Avendano M, Kunst A E, Huisman M, Lenthe F V, Bopp M, Regidor E, Glickman M, Costa G, Spadea T, Deboosere P, Borrell C, Valkonen T, Gisser R, Borgan J-K, Gadeyne S, Mackenbach J P
Department of Public Health, Erasmus Medical Centre, Rotterdam,The Netherlands.
Heart. 2006 Apr;92(4):461-7. doi: 10.1136/hrt.2005.065532. Epub 2005 Oct 10.
To assess the association between socioeconomic status and ischaemic heart disease (IHD) mortality in 10 western European populations during the 1990s.
Longitudinal study.
10 European populations (95,009,822 person years).
Longitudinal data on IHD mortality by educational level were obtained from registries in Finland, Norway, Denmark, England/Wales, Belgium, Switzerland, Austria, Turin (Italy), Barcelona (Spain), and Madrid (Spain). Age standardised rates and rate ratios (RRs) of IHD mortality by educational level were calculated by using Poisson regression.
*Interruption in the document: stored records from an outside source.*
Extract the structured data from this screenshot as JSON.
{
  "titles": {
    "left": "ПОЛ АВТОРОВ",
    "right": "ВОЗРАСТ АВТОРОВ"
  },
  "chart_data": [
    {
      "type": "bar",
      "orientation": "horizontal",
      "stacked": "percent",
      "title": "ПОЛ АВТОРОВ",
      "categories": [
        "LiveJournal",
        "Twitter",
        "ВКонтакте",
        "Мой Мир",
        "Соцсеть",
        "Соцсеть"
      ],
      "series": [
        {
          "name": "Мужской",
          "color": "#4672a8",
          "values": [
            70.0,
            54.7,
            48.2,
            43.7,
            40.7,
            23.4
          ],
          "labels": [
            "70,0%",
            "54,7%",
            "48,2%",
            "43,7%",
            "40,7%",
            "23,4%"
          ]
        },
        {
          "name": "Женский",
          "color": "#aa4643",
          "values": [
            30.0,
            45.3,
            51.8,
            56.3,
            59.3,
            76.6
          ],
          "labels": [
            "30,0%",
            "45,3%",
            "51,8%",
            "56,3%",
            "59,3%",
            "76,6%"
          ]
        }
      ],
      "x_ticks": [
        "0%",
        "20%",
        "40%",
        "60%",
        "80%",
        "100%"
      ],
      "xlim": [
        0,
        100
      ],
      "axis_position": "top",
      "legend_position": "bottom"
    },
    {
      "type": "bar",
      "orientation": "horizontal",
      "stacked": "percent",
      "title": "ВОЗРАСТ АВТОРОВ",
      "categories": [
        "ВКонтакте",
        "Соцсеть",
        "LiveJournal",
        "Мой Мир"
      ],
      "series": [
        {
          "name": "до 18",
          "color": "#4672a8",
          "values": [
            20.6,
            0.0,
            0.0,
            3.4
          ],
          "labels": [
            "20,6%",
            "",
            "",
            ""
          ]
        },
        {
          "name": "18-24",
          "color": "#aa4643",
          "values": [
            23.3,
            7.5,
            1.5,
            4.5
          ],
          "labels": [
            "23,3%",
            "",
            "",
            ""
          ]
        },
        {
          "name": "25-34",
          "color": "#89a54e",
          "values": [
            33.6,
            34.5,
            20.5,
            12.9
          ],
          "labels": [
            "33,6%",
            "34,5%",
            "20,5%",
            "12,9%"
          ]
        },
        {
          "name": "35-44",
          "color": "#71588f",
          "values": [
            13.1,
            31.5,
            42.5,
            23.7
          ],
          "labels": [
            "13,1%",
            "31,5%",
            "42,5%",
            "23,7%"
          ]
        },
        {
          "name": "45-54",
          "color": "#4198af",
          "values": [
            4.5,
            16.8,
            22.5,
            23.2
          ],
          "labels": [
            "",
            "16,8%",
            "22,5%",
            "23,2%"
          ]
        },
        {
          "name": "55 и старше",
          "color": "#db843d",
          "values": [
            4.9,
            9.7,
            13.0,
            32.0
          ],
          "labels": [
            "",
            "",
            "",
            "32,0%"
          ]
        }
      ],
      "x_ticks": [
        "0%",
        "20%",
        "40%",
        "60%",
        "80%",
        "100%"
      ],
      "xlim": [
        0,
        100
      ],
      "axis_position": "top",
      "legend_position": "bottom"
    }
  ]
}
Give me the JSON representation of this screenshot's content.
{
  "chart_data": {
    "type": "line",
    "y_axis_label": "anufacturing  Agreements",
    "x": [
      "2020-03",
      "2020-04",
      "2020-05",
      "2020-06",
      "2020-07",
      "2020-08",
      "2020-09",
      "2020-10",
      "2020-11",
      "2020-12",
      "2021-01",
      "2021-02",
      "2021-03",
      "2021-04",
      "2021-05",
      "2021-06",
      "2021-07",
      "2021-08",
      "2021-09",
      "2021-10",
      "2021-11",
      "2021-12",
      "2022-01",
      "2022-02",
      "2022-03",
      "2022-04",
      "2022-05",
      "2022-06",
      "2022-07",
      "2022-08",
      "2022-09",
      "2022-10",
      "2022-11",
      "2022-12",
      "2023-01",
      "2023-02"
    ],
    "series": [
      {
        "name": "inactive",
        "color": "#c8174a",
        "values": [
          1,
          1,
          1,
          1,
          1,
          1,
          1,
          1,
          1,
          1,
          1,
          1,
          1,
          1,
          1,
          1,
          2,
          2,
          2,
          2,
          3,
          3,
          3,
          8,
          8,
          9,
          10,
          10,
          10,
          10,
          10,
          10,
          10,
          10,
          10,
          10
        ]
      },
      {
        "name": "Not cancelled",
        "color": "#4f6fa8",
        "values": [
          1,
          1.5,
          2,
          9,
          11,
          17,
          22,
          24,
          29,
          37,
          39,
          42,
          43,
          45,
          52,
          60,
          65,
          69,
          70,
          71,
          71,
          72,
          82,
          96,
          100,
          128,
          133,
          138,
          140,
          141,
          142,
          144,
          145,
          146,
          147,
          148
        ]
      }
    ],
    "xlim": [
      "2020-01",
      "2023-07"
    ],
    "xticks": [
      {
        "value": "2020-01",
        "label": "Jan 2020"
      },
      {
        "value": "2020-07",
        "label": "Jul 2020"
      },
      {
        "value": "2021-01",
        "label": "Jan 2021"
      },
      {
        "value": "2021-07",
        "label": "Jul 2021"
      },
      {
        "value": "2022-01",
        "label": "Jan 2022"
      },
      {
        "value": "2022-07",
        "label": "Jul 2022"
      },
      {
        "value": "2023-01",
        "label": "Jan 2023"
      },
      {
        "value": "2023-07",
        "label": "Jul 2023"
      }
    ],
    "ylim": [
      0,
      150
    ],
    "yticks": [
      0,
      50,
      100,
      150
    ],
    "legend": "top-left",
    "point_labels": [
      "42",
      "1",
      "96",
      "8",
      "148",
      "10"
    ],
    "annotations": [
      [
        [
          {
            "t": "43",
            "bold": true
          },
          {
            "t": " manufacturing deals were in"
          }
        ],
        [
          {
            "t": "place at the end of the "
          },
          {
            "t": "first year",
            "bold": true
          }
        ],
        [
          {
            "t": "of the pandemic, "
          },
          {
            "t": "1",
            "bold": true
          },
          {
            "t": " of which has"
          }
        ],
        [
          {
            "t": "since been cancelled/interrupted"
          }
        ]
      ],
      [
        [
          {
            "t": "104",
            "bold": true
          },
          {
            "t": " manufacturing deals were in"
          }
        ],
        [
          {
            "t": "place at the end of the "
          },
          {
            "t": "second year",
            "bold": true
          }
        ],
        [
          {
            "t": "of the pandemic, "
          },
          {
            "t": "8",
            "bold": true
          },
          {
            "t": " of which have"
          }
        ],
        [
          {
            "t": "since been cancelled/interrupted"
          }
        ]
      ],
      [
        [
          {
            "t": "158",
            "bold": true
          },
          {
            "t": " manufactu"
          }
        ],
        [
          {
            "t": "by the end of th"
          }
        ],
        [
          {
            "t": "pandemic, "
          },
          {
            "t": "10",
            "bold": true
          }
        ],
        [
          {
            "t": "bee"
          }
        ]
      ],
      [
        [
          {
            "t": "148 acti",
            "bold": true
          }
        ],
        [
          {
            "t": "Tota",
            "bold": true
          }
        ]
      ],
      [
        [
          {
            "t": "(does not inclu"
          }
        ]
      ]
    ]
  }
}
IHD mortality was higher in those with a lower socioeconomic status than in those with a higher socioeconomic status among men aged 30-59 (RR 1.55, 95% confidence interval (CI) 1.51 to 1.60) and 60 years and over (RR 1.22, 95% CI 1.21 to 1.24), and among women aged 30-59 (RR 2.13, 95% CI 1.98 to 2.29) and 60 years and over (RR 1.36, 95% CI 1.33 to 1.38). Socioeconomic disparities in IHD mortality were larger in the Scandinavian countries and England/Wales, of moderate size in Belgium, Switzerland, and Austria, and smaller in southern European populations among men and younger women (p < 0.0001). For elderly women the north-south gradient was smaller and there was less variation between populations. No socioeconomic disparities in IHD mortality existed among elderly men in southern Europe.
Socioeconomic disparities in IHD mortality were larger in northern than in southern European populations during the 1990s. This partly reflects the pattern of socioeconomic disparities in cardiovascular risk factors in Europe. Population wide strategies to reduce risk factor prevalence combined with interventions targeted at the lower socioeconomic groups can contribute to reduce IHD mortality in Europe.
评估20世纪90年代10个西欧人群的社会经济地位与缺血性心脏病(IHD)死亡率之间的关联。
纵向研究。
10个欧洲人群(95,009,822人年)。
通过教育水平获取IHD死亡率的纵向数据,这些数据来自芬兰、挪威、丹麦、英格兰/威尔士、比利时、瑞士、奥地利、意大利都灵、西班牙巴塞罗那和西班牙马德里的登记处。使用泊松回归计算按教育水平划分的IHD死亡率的年龄标准化率和率比(RRs)。
在30 - 59岁男性中,社会经济地位较低者的IHD死亡率高于社会经济地位较高者(RR 1.55,95%置信区间(CI)1.51至1.60),60岁及以上男性中也是如此(RR 1.22,95% CI 1.21至1.24);在30 - 59岁女性中同样如此(RR 2.13,95% CI 1.98至2.29),60岁及以上女性中也是如此(RR 1.36,95% CI 1.33至1.38)。在斯堪的纳维亚国家和英格兰/威尔士,IHD死亡率的社会经济差异较大;在比利时、瑞士和奥地利,差异中等;在南欧人群中,男性和年轻女性的差异较小(p < 0.0001)。对于老年女性,南北梯度较小,人群之间的差异也较小。南欧老年男性中不存在IHD死亡率的社会经济差异。
20世纪90年代,北欧人群中IHD死亡率的社会经济差异大于南欧人群。这部分反映了欧洲心血管危险因素的社会经济差异模式。全人群降低危险因素患病率的策略,结合针对社会经济地位较低群体的干预措施,有助于降低欧洲的IHD死亡率。